De leden van de ChristenUnie-fractie lezen dat de Minister aangeeft dat het lastig is om precies in te schatten wanneer de markt is uitgewerkt. Deze leden merken op dat het in Groningen niet gelukt is om buitengebiedadressen te ontsluiten, ondanks dat de lokale aanbieder zelfs subsidie en een lening van de provincie Groningen had ontvangen. Is de Minister het met deze leden eens dat het dan zeer onwaarschijnlijk is dat de markt zonder subsidie alsnog deze adressen zal aansluiten?

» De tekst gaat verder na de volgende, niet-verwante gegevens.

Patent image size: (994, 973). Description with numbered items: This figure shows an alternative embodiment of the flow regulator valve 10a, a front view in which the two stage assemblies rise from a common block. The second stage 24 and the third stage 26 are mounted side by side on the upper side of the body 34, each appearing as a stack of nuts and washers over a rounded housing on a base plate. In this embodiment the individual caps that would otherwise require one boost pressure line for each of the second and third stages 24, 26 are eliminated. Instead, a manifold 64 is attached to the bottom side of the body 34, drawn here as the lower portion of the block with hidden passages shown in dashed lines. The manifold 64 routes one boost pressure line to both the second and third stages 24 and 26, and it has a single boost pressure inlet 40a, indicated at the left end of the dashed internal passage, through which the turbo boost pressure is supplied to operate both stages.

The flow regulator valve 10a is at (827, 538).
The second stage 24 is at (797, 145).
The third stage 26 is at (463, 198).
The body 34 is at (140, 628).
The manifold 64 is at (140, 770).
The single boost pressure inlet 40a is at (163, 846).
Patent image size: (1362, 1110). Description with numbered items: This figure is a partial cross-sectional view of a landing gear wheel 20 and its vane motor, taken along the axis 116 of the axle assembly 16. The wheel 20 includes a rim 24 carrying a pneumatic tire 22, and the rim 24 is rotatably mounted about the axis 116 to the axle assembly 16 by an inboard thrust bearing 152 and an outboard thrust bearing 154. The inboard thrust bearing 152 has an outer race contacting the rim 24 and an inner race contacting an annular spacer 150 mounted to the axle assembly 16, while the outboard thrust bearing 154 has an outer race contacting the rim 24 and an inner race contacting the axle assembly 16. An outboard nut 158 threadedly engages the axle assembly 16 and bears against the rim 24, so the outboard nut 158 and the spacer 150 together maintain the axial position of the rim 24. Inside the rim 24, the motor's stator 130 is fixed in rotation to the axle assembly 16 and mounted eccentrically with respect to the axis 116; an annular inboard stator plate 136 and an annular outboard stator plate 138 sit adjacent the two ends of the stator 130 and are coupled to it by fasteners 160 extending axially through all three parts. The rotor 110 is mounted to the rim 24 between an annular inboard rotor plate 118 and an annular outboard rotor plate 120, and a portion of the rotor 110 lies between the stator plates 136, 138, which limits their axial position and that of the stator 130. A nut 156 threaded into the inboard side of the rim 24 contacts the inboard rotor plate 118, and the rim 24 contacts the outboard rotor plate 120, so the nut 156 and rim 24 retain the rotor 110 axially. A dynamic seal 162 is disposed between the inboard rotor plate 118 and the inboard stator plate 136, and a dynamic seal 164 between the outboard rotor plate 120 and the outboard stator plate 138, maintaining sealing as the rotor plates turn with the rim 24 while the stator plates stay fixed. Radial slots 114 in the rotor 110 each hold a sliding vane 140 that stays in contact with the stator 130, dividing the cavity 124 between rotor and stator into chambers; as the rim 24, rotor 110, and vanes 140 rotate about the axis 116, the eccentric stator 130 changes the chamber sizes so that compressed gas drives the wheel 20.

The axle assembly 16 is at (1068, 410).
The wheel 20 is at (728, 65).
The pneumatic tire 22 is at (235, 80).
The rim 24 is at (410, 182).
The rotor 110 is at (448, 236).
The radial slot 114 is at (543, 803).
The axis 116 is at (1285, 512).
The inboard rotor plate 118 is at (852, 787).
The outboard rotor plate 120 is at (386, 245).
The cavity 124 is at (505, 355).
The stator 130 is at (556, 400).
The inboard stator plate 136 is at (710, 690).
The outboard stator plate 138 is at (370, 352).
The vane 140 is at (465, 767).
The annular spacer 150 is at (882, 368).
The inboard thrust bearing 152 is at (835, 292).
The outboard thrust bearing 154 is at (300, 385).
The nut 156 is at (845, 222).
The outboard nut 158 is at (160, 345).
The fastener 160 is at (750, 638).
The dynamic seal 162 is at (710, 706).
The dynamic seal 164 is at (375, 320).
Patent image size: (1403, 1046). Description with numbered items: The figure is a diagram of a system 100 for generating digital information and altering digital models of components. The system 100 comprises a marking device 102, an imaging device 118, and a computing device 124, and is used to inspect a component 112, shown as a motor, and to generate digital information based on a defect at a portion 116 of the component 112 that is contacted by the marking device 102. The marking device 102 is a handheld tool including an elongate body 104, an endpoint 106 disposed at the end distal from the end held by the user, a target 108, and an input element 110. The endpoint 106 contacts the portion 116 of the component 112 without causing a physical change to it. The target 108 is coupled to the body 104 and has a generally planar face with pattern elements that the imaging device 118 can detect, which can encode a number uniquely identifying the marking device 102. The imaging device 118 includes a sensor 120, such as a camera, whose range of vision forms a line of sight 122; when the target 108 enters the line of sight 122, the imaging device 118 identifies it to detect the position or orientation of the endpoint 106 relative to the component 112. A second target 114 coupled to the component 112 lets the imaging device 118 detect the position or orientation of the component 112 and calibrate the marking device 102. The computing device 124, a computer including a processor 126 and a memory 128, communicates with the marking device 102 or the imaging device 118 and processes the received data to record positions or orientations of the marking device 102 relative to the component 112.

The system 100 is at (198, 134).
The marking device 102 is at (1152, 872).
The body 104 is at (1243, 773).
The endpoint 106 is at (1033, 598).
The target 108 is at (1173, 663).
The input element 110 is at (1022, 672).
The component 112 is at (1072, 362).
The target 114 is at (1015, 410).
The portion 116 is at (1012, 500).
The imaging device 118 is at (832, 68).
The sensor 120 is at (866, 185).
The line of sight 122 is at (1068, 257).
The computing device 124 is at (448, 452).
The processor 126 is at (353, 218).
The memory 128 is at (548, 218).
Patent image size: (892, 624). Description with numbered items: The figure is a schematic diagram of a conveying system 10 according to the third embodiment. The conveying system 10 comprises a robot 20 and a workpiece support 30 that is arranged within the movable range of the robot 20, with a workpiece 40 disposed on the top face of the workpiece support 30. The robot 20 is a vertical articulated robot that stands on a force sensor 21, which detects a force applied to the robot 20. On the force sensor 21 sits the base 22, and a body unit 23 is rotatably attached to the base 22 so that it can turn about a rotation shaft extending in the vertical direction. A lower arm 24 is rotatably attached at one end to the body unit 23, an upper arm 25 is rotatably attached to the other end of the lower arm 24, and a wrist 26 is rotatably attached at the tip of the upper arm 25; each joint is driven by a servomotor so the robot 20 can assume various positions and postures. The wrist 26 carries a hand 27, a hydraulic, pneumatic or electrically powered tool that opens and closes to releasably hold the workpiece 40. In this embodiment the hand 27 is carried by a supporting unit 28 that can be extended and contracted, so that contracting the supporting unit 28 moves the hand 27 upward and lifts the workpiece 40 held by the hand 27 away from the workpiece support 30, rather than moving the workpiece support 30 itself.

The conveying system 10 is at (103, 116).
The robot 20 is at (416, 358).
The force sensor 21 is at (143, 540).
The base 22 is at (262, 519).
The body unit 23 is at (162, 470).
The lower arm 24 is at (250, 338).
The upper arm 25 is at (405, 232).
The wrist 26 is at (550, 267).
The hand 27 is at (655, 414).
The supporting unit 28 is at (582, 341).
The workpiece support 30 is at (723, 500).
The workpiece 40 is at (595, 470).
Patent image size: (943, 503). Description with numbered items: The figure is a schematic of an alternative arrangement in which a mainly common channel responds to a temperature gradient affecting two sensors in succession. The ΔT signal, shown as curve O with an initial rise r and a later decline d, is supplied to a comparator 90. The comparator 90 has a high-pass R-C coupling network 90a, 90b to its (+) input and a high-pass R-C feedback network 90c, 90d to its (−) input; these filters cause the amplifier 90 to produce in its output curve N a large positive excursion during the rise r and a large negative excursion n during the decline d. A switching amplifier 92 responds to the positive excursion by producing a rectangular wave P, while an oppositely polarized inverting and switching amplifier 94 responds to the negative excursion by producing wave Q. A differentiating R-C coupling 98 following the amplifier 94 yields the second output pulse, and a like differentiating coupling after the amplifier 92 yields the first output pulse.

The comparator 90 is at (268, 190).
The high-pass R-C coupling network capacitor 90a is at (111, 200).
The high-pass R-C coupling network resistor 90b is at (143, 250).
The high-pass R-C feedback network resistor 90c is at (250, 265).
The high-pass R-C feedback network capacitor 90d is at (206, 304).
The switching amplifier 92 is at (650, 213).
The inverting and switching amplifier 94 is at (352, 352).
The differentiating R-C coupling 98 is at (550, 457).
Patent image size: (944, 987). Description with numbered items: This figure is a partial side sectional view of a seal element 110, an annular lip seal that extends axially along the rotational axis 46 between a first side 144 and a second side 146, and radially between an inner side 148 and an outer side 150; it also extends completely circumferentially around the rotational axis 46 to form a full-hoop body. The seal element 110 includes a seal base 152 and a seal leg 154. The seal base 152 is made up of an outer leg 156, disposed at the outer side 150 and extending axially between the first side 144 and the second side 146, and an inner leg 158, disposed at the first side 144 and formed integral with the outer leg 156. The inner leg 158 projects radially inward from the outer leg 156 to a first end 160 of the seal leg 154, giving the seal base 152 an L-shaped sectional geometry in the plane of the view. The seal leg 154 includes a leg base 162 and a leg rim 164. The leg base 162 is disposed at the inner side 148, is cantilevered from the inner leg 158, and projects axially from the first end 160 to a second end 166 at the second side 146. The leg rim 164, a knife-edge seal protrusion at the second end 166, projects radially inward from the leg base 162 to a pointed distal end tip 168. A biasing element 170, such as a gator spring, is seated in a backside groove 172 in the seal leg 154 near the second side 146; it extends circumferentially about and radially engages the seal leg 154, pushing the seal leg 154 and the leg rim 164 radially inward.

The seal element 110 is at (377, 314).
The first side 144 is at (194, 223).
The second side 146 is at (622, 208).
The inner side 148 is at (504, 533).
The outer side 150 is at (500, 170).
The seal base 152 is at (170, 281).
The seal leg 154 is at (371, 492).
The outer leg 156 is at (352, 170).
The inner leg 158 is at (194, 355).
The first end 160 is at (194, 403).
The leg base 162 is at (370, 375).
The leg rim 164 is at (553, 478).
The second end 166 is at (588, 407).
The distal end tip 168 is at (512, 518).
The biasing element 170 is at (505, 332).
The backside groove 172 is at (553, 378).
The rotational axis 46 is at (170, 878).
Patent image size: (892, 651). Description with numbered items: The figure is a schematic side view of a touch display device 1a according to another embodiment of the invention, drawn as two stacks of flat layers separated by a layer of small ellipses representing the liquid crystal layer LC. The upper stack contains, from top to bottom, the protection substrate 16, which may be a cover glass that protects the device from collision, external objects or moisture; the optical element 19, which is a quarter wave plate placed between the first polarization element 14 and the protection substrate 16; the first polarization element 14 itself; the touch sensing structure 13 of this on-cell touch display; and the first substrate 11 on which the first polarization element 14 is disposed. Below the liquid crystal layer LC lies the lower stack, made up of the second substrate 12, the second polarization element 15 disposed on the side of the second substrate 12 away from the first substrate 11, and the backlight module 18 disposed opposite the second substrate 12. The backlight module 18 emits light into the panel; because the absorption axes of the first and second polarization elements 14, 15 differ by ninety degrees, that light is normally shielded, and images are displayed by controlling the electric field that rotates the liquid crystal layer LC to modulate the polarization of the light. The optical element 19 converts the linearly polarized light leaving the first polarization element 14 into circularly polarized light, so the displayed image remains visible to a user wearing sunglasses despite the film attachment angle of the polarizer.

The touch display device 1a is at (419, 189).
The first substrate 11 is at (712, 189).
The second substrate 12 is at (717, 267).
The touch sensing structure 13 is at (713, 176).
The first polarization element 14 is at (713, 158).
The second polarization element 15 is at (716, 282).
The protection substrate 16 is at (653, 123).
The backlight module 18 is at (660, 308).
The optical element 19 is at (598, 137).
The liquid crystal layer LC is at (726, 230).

De leden van de ChristenUnie-fractie lezen dat de Minister de oproep heeft gedaan aan de markt om bij huidige en toekomstige verglazingsactiviteiten waar mogelijk ook de nog resterende huishoudens in het buitengebied aan te sluiten. Hoe is deze oproep door de markt ontvangen? Heeft de Minister de verwachting dat de markt met het aansluiten aan de slag gaat, ook op plaatsen waar niet de verwachting is dat het aansluiten rendabel is? Daarnaast vragen deze leden hoe het niet willen verstoren van de marktdynamiek zich verhoudt tot de conclusie die de Minister in haar brief van vorig jaar juni al trok, namelijk dat overheidsingrijpen via staatssteun nodig is voor de ontsluiting van de restopgave.
Vragen en opmerkingen van de leden van de BBB-fractie
De leden van de BBB-fractie hebben kennisgenomen van de geagendeerde brief. Deze leden hebben hierover nog wel wat vragen.
De leden van de BBB-fractie merken op dat Onderzoeksbureau Dialogic in hun prognose aangaande de huishoudens in het buitengebied rekening heeft gehouden met de mogelijkheid dat de uitrol zowel mee- als tegenvallers kent. Welke mee en tegenvallers zijn dit?
De leden van de BBB-fractie lezen ook dat staatssteun mogelijk is, daar waar de markt uiteindelijk niet kan voorzien van snel internet. Daar moeten staatssteunkaders, zoals een openbare marktconsultatie en aantoonbare verbetering voor huishoudens, dan wel van toepassingen zijn. Deze leden lezen dat de middelen vanwege de uitdagingen niet beschikbaar worden gesteld, maar is staatssteun, zoals het er nu voorstaat, daadwerkelijk mogelijk vanuit de staatssteunkaders?